Todos os anos mexemos no recinto. Nós tentamos sempre melhorar até aquilo que está bem feito. Apesar dos inquéritos anuais sobre as condições do festival nos dizerem que a média de satisfação do público é de 9, numa escala de 0 a 10. E ajustamos em vários segmentos, desde ter mais ligação das casas de banho à rede de esgoto, a criação de mais zonas de alimentação, a concepção de novos acessos e de novas zonas de descanso, nova decoração, entre outras medidas. E este ano, não será diferente. Já andamos entusiasmados a olhar para o terreno e todos estes pormenores são importantes no sentido de proporcionar boas condições a quem nos visita.

E os preços dos bilhetes vão-se manter?
Neste momento, situa-se nos 120 euros. Tudo dependerá também do cartaz. Estamos a negociar muitos artistas, estão cada vez mais inflacionados, os materiais das infra-estruturas também ficaram mais caros, mas não fugirá muito do que é praticado habitualmente. Aliás, Portugal continua a ter os bilhetes mais baratos do mundo. Em Inglaterra, por exemplo, um festival da dimensão do Vodafone Paredes de Coura, o bilhete custa, no mínimo, 250/300 euros. Portanto, continuamos a praticar preços muito acessíveis. Estamos a competir com economias muito mais fortes, como a inglesa e a qualidade que apresentamos é, muitas vezes, superior. Por isso é que temos cada vez mais estrangeiros. Os festivais são bem organizados, são mais baratos, come-se bem e há muita diversidade. Recebemos gente de todo o mundo, desde Inglaterra, Espanha, França, Irão, Israel, México É impressionante o alcance que o festival já conseguiu alcançar ao longo destes 30 anos, tornando-se uma referência em termos internacionais.

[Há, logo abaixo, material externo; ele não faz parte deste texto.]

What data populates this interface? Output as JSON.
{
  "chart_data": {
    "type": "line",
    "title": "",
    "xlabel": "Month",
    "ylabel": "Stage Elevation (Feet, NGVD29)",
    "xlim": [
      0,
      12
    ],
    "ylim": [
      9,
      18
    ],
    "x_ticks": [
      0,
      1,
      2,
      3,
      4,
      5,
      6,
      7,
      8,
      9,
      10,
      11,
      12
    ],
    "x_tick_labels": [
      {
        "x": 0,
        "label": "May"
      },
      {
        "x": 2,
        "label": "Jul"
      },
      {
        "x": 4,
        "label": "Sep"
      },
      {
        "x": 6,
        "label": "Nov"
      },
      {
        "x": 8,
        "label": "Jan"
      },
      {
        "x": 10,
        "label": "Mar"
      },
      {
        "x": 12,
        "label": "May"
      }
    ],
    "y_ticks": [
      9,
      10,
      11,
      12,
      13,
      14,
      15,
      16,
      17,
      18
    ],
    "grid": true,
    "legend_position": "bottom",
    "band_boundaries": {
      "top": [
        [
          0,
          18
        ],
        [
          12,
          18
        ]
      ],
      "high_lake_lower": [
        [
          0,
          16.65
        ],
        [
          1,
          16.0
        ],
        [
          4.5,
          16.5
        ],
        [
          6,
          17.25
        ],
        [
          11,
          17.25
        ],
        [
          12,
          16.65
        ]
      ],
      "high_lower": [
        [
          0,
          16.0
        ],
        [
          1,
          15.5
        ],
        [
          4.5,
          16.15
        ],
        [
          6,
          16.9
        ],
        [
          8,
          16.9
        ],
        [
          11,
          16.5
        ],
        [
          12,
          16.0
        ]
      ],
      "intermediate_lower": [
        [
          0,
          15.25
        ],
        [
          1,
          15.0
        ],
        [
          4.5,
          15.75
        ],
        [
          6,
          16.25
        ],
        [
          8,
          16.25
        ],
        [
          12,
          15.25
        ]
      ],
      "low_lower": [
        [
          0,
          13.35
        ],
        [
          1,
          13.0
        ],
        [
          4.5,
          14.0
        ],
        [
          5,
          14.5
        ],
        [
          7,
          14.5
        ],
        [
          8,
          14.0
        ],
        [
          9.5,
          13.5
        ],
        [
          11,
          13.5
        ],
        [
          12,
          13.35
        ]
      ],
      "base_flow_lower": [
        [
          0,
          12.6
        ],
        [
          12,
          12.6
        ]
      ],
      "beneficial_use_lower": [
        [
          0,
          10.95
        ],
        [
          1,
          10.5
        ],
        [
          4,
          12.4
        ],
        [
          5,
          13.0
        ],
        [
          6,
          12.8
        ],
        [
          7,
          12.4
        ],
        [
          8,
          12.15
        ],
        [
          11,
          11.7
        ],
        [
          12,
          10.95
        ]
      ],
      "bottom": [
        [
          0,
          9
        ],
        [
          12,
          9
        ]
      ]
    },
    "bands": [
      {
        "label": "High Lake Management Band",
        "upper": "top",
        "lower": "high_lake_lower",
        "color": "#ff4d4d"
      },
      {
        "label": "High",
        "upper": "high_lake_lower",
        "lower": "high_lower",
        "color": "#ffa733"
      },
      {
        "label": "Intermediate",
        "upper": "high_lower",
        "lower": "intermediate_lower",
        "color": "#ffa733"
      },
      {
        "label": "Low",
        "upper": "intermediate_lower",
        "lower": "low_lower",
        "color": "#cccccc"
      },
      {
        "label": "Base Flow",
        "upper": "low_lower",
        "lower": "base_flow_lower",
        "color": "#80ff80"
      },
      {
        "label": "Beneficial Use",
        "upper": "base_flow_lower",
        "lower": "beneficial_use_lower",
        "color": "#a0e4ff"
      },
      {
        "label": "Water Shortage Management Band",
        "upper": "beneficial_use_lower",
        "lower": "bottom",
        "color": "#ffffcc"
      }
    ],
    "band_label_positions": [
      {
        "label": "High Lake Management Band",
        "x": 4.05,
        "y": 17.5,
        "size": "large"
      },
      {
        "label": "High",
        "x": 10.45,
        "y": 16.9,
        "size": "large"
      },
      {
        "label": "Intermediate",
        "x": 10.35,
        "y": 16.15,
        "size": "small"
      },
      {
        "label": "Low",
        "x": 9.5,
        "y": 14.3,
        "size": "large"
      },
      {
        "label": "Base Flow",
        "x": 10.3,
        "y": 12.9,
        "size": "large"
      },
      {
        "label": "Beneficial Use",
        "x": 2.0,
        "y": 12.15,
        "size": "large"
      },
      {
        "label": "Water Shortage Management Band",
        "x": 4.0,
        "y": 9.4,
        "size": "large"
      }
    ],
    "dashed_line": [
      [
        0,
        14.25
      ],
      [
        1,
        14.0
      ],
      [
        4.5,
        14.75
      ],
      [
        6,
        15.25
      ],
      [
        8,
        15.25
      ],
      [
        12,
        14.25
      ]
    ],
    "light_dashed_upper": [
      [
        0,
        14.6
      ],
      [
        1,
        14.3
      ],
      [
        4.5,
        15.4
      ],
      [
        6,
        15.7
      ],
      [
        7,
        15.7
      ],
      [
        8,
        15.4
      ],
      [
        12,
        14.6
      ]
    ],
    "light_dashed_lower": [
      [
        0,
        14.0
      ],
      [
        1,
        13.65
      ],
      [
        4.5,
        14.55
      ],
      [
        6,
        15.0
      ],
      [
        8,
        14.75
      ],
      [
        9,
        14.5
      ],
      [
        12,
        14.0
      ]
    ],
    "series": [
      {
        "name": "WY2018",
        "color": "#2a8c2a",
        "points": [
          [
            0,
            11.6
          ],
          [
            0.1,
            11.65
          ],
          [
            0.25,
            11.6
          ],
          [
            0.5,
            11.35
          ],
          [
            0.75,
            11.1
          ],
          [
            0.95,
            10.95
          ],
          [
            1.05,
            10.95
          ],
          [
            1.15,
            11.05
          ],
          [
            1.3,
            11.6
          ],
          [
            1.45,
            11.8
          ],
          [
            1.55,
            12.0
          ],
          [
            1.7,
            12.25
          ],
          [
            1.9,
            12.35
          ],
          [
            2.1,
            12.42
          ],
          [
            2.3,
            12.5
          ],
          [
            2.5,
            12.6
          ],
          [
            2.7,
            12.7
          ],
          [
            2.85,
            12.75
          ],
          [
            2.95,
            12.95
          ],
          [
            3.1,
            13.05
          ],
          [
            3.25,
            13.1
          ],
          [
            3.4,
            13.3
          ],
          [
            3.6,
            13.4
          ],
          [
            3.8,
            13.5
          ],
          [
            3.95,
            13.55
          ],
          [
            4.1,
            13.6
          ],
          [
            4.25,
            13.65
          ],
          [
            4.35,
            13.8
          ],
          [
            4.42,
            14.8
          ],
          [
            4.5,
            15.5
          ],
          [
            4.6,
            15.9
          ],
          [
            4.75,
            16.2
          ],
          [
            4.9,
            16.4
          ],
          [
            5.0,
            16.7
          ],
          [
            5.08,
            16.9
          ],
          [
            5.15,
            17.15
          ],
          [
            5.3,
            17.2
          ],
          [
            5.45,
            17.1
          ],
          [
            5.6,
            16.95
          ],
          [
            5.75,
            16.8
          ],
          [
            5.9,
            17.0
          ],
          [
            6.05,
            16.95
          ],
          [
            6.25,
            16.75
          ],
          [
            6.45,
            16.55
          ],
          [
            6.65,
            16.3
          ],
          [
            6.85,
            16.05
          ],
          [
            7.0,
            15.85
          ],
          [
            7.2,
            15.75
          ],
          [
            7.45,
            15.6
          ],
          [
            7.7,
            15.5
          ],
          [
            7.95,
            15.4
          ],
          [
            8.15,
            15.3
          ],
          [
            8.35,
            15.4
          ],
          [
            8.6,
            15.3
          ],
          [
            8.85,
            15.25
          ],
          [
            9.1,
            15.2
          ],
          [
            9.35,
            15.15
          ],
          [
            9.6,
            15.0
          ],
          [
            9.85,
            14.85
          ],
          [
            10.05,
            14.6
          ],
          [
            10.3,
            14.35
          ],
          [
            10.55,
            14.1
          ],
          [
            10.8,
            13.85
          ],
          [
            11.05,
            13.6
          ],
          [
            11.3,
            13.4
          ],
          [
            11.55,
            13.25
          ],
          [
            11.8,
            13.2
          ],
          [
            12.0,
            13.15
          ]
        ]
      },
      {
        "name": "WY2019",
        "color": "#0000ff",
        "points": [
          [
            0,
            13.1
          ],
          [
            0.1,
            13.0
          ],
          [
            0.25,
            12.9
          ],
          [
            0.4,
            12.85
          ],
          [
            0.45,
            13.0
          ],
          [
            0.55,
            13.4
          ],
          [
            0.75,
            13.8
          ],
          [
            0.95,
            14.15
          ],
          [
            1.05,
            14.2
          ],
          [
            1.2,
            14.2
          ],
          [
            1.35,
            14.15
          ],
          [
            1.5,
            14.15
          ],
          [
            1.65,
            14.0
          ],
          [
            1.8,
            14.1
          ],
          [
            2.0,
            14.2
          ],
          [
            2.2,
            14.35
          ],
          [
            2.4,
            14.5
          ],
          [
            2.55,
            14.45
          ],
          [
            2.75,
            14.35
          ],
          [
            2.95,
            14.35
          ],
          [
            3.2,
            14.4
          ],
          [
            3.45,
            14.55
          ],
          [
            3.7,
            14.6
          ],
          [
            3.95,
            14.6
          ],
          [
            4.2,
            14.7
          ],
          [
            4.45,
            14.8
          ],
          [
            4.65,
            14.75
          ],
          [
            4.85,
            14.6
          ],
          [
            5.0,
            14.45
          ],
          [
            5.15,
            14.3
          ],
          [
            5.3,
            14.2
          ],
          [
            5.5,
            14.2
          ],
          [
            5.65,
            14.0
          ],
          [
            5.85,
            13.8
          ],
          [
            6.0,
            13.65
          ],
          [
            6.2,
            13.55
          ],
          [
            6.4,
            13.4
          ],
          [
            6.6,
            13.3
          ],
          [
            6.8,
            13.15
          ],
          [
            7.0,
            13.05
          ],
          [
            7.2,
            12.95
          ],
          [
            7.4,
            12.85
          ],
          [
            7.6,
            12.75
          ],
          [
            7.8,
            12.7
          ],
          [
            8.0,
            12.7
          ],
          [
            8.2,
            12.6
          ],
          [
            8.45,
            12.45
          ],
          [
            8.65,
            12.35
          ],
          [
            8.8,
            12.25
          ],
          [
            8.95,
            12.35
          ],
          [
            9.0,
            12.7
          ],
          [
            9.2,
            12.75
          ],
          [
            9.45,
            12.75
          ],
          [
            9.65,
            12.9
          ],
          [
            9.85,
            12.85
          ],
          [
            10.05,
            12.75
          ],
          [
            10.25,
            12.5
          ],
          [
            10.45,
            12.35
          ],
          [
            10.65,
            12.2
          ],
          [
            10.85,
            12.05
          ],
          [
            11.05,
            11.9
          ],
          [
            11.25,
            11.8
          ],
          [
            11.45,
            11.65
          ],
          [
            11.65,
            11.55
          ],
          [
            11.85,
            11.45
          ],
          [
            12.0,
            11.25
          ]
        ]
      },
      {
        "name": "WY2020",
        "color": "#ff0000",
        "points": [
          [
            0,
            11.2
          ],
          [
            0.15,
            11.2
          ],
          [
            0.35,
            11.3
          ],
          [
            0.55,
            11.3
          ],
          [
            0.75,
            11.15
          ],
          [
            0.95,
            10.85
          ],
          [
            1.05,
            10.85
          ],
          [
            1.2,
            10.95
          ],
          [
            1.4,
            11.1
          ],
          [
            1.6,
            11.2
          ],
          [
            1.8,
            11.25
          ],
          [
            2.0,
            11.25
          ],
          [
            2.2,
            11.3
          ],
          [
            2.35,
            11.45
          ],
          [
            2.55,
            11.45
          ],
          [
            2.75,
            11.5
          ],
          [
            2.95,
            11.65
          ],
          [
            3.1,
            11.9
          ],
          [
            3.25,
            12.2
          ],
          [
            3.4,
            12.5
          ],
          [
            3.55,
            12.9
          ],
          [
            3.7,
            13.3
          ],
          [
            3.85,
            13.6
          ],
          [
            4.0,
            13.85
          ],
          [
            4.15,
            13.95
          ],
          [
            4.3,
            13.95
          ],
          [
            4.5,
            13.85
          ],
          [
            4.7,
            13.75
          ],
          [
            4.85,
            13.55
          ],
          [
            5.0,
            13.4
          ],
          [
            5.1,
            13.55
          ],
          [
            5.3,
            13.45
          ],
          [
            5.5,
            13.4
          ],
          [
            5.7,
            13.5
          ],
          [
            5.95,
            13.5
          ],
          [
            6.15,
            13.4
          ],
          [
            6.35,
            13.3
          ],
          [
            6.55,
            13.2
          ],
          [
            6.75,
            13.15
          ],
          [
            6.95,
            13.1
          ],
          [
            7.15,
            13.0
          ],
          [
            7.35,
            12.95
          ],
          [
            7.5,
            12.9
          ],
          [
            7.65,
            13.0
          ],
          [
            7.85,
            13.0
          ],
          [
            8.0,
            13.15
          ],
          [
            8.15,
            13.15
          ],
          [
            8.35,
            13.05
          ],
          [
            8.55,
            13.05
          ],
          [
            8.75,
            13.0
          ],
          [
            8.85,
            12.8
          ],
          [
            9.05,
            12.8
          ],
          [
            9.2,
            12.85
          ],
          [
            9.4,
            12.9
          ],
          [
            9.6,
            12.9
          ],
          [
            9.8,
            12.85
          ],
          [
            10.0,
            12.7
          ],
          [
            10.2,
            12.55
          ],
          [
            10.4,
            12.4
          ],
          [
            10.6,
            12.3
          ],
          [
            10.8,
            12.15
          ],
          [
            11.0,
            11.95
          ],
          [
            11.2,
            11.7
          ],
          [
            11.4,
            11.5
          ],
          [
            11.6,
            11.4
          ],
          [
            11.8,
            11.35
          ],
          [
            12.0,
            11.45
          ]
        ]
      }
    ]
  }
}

«O Paredes de Coura é o festival que mais tem contribuído para a forma de ouvir música em Portugal e o que mais nomes apresentou em primeira mão»

Quando é que percebeu que este festival se tornaria uma referência em termos nacionais e internacionais?
Tive essa perceção em diversas ocasiões. Numa primeira fase quando alteramos o conceito de um festival marcadamente nacional para a primeira internacionalização, com a primeira contratação de uma banda estrangeira, se não me falha a memória, os Shed Seven… e aí pensamos “Ok, isto pode crescer”. Depois, quando trouxemos Rollins Band, uma banda já com algum protagonismo e que crescemos a ouvir na MTV. Depois, dá-se a afirmação do festival em 1998, com Tindersticks ou Divine Comedy e, em 1999, uma edição fabulosa com Lamb, Guano Apes, Deus, Suede, entre outros. Nesse ano, sentimos que não haveria volta a dar, porque começaram a chegar dezenas de autocarros de todo o lado. Lembro-me de chorar de emoção e foi também nessa edição que aprendemos a ser empresários, porque até 1999, o festival nunca tinha dado lucro, só dava prejuízo. Era a Câmara e os nossos pais que nos ajudavam a suportar as despesas (risos). Foram momentos importantes que contribuíram para o crescimento do Festival Paredes de Coura. E como disse no início da entrevista, é o festival que mais tem contribuído para a forma de ouvir música em Portugal e o que mais nomes apresentou em primeira mão.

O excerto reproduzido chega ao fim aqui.